While Tipirneni seems unlikely to reject Pelosi as Lamb did, the eventual Democratic nominee in Ohio’s 12th Congressional District, which has much more in common with PA-18, might be more likely to follow Lamb’s example.

“Ohio’s 12th Congressional District opened for the first time since 2000, after Rep. Patrick Tiberi (R) resigned to lead the Ohio Business Roundtable.The primary election will occur on May 8, 2018, the same day as the state’s regularly scheduled primaries, while the special general election will occur on August 7, 2018. The winner of this special election will serve for five months until January 2019, unless also elected in the regularly scheduled November general election,” Ballotpedia reported.

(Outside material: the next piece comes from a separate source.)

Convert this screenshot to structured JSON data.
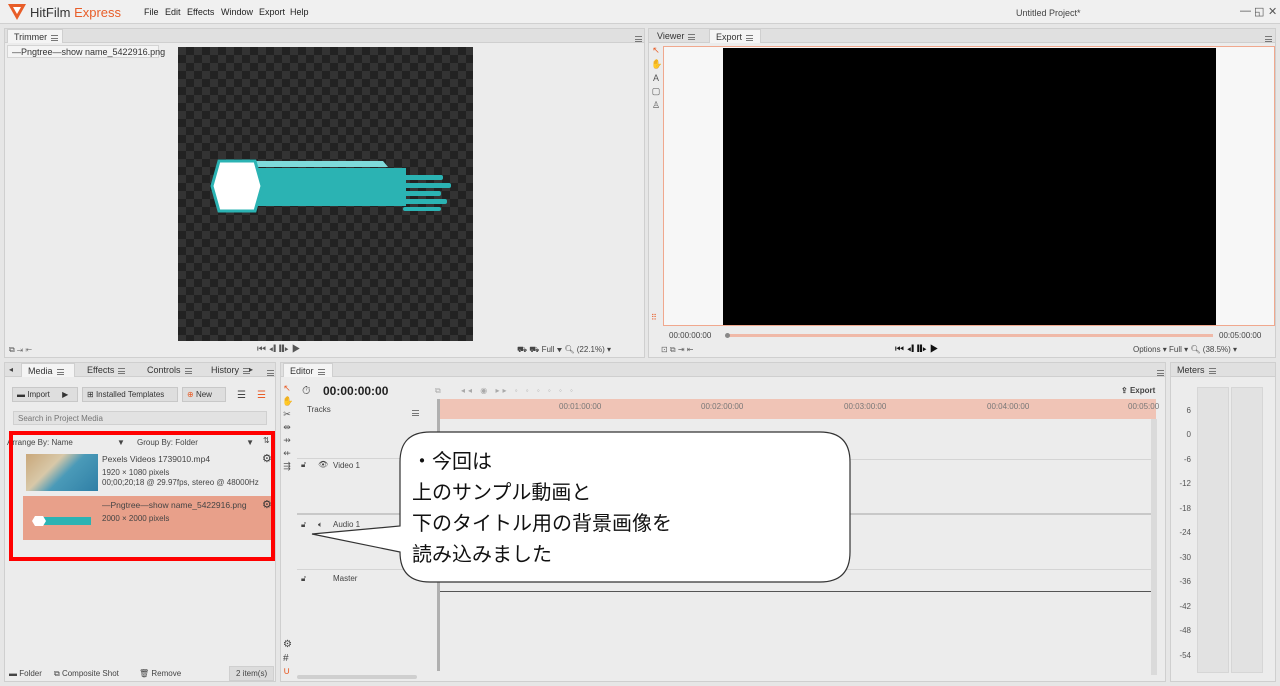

The political positioning of the winner of that May 8 Democratic primary in the run up to the August 7 special general election will indicate whether or not the Lamb strategy of repudiating Pelosi is likely to be followed by other Democratic candidates in the November 2018 general elections.

Those candidates who are likely to do so will probably come from Congressional Districts in those Blue states President Trump won in 2016–Pennsylvania (like Lamb), Michigan, Wisconsin–and swing states, like Ohio, that have similar characteristics.

Should 15 or so Democrats running in districts currently held by Republicans adopt the strategy of repudiating Nancy Pelosi, and should they be elected in an election that re-establishes a Democrat majority in the House of Representatives, the next obvious question will be this:

Will they honor their campaign promises and vote against Nancy Pelosi as speaker in January 2019?

The long history of broken political campaign promises on both sides of the aisle suggests the answer to that question may be one of the great unknowns of the 2018 midterm elections.